Because if the leftover space has cxdimension $1$, then it is a linear subspace. But how do we know the left over would be orthogonal?
Let $X^n$ be a smooth manifold with boundary and let $x\in \partial M$. Then let $\phi:U\to X$ be a local parametrization with $\phi(0)=x$ where $U\subset H^n$ is a neighborhood of $0$ in upper half-space (vectors in $\mathbb{R}^n$ with positive $n-$th component). Then, under G&P's definition of tangent space, $T_x(X)$ is the image of $d\phi_0$. Further, if one knows that $d\phi_0(H^n)\subset T_x(M)$ does not depend on $\phi$, then we can define $H_x(X)=d\phi_0(H^n)$.

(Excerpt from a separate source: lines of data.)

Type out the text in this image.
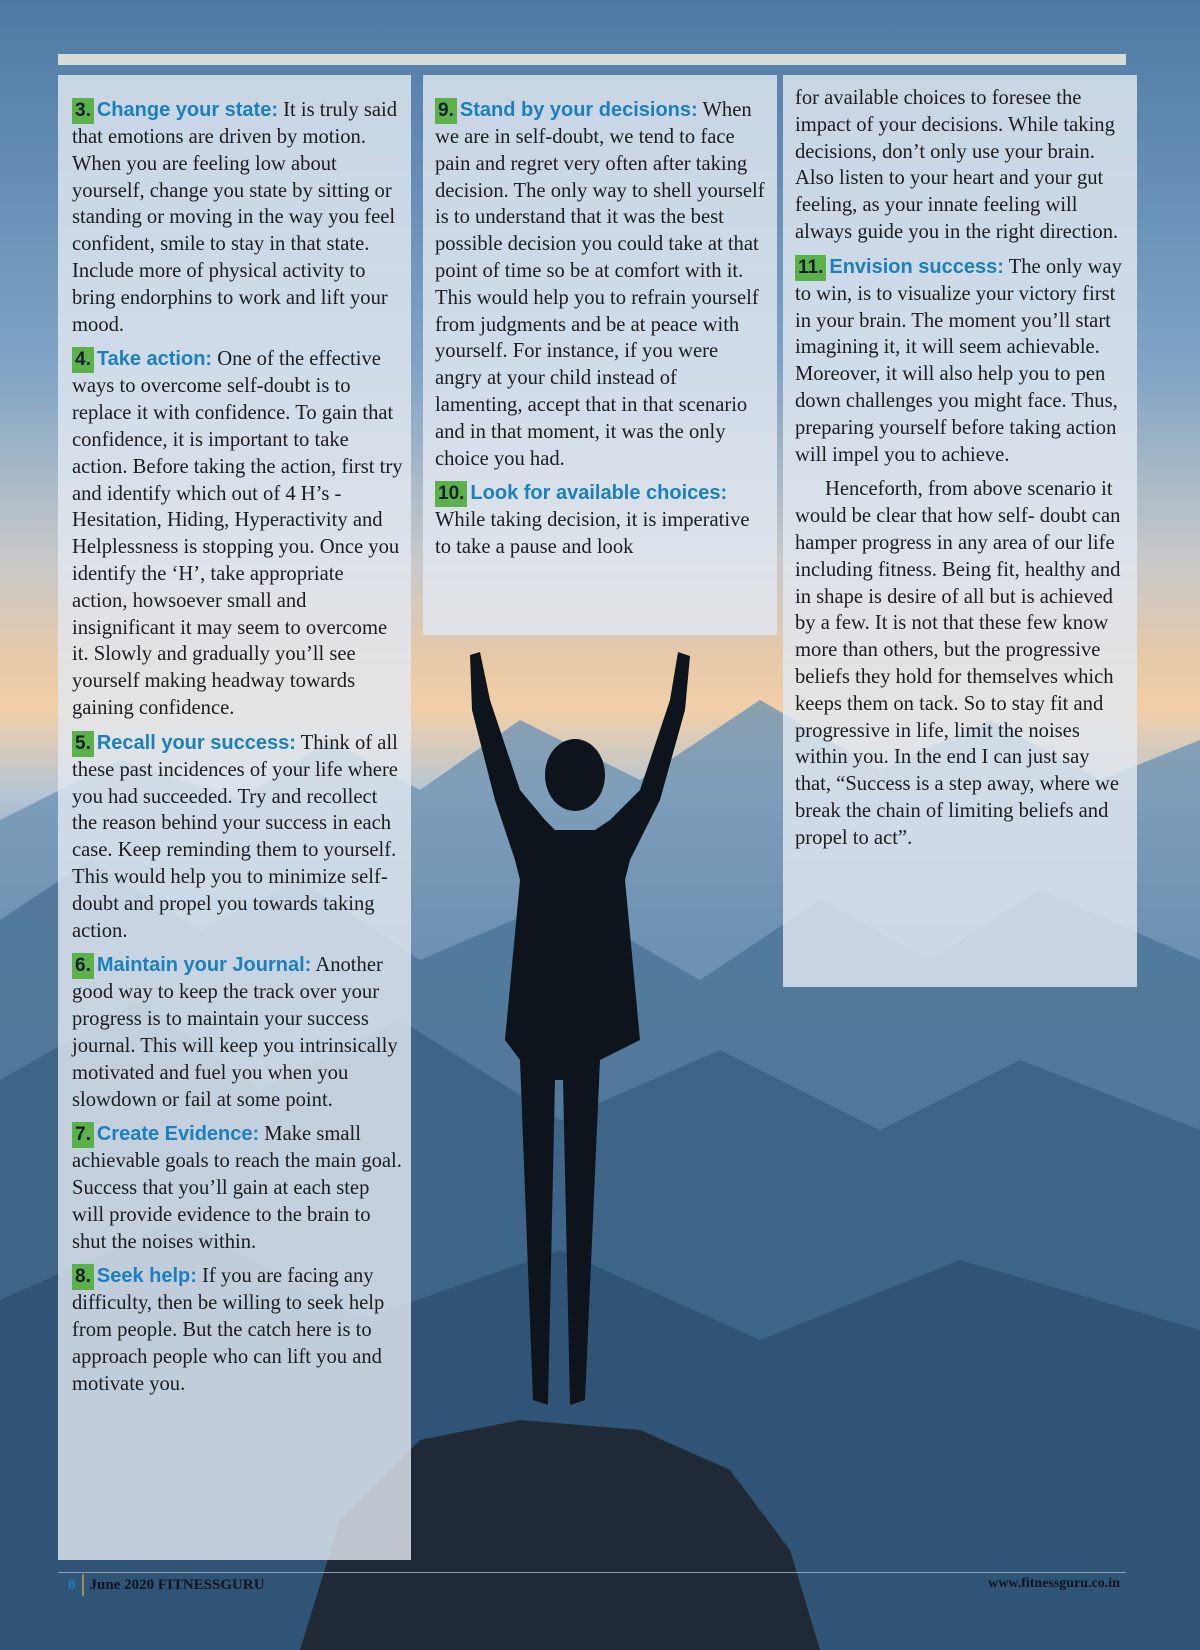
3. Change your state: It is truly said that emotions are driven by motion. When you are feeling low about yourself, change you state by sitting or standing or moving in the way you feel confident, smile to stay in that state. Include more of physical activity to bring endorphins to work and lift your mood.

4. Take action: One of the effective ways to overcome self-doubt is to replace it with confidence. To gain that confidence, it is important to take action. Before taking the action, first try and identify which out of 4 H’s - Hesitation, Hiding, Hyperactivity and Helplessness is stopping you. Once you identify the ‘H’, take appropriate action, howsoever small and insignificant it may seem to overcome it. Slowly and gradually you’ll see yourself making headway towards gaining confidence.

5. Recall your success: Think of all these past incidences of your life where you had succeeded. Try and recollect the reason behind your success in each case. Keep reminding them to yourself. This would help you to minimize self-doubt and propel you towards taking action.

6. Maintain your Journal: Another good way to keep the track over your progress is to maintain your success journal. This will keep you intrinsically motivated and fuel you when you slowdown or fail at some point.

7. Create Evidence: Make small achievable goals to reach the main goal. Success that you’ll gain at each step will provide evidence to the brain to shut the noises within.

8. Seek help: If you are facing any difficulty, then be willing to seek help from people. But the catch here is to approach people who can lift you and motivate you.

9. Stand by your decisions: When we are in self-doubt, we tend to face pain and regret very often after taking decision. The only way to shell yourself is to understand that it was the best possible decision you could take at that point of time so be at comfort with it. This would help you to refrain yourself from judgments and be at peace with yourself. For instance, if you were angry at your child instead of lamenting, accept that in that scenario and in that moment, it was the only choice you had.

10. Look for available choices: While taking decision, it is imperative to take a pause and look

for available choices to foresee the impact of your decisions. While taking decisions, don’t only use your brain. Also listen to your heart and your gut feeling, as your innate feeling will always guide you in the right direction.

11. Envision success: The only way to win, is to visualize your victory first in your brain. The moment you’ll start imagining it, it will seem achievable. Moreover, it will also help you to pen down challenges you might face. Thus, preparing yourself before taking action will impel you to achieve.

Henceforth, from above scenario it would be clear that how self- doubt can hamper progress in any area of our life including fitness. Being fit, healthy and in shape is desire of all but is achieved by a few. It is not that these few know more than others, but the progressive beliefs they hold for themselves which keeps them on tack. So to stay fit and progressive in life, limit the noises within you. In the end I can just say that, “Success is a step away, where we break the chain of limiting beliefs and propel to act”.

8 June 2020 FITNESSGURU	www.fitnessguru.co.in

We want to show that there are only two unit vectors perpendiuclar to $T_x(\partial X)$ and that one points into $H_x(X)$ and the other away from it. First, observe that $T_x(X)=T_x(\partial X)\oplus T_x(\partial X)^{\perp}$. So it is clear that, since $T_x(X)$ has dimension $n$ and $T_x(\partial X)$ has dimension $n-1$, $T_x(\partial X)^{\perp}$ has dimension 1 and therefore only has 2 unit vectors which both span, say $\hat{v}$ and $-\hat{v}$. But $d\phi_0^{-1}$ takes $T_x(\partial X)$ to $\mathbb{R}^{n-1}\times\lbrace 0\rbrace$. So it follows that $d\phi_0^{-1}$ takes $T_x(\partial X)^\perp$ to some one dimensional subspace $W$ of $\mathbb{R}^n$ so that $W\oplus (\mathbb{R}^{n-1}\times\lbrace 0\rbrace)=\mathbb{R}^n$. It follows that $d\phi_0^{-1}(\hat{v})$ is a vector that spans $W$ and hence has some $n-$th component. Thus $\hat{v}$ is the image of some vector in $H^n$ and hence $\hat{v}\in H_x(X)$, as desired.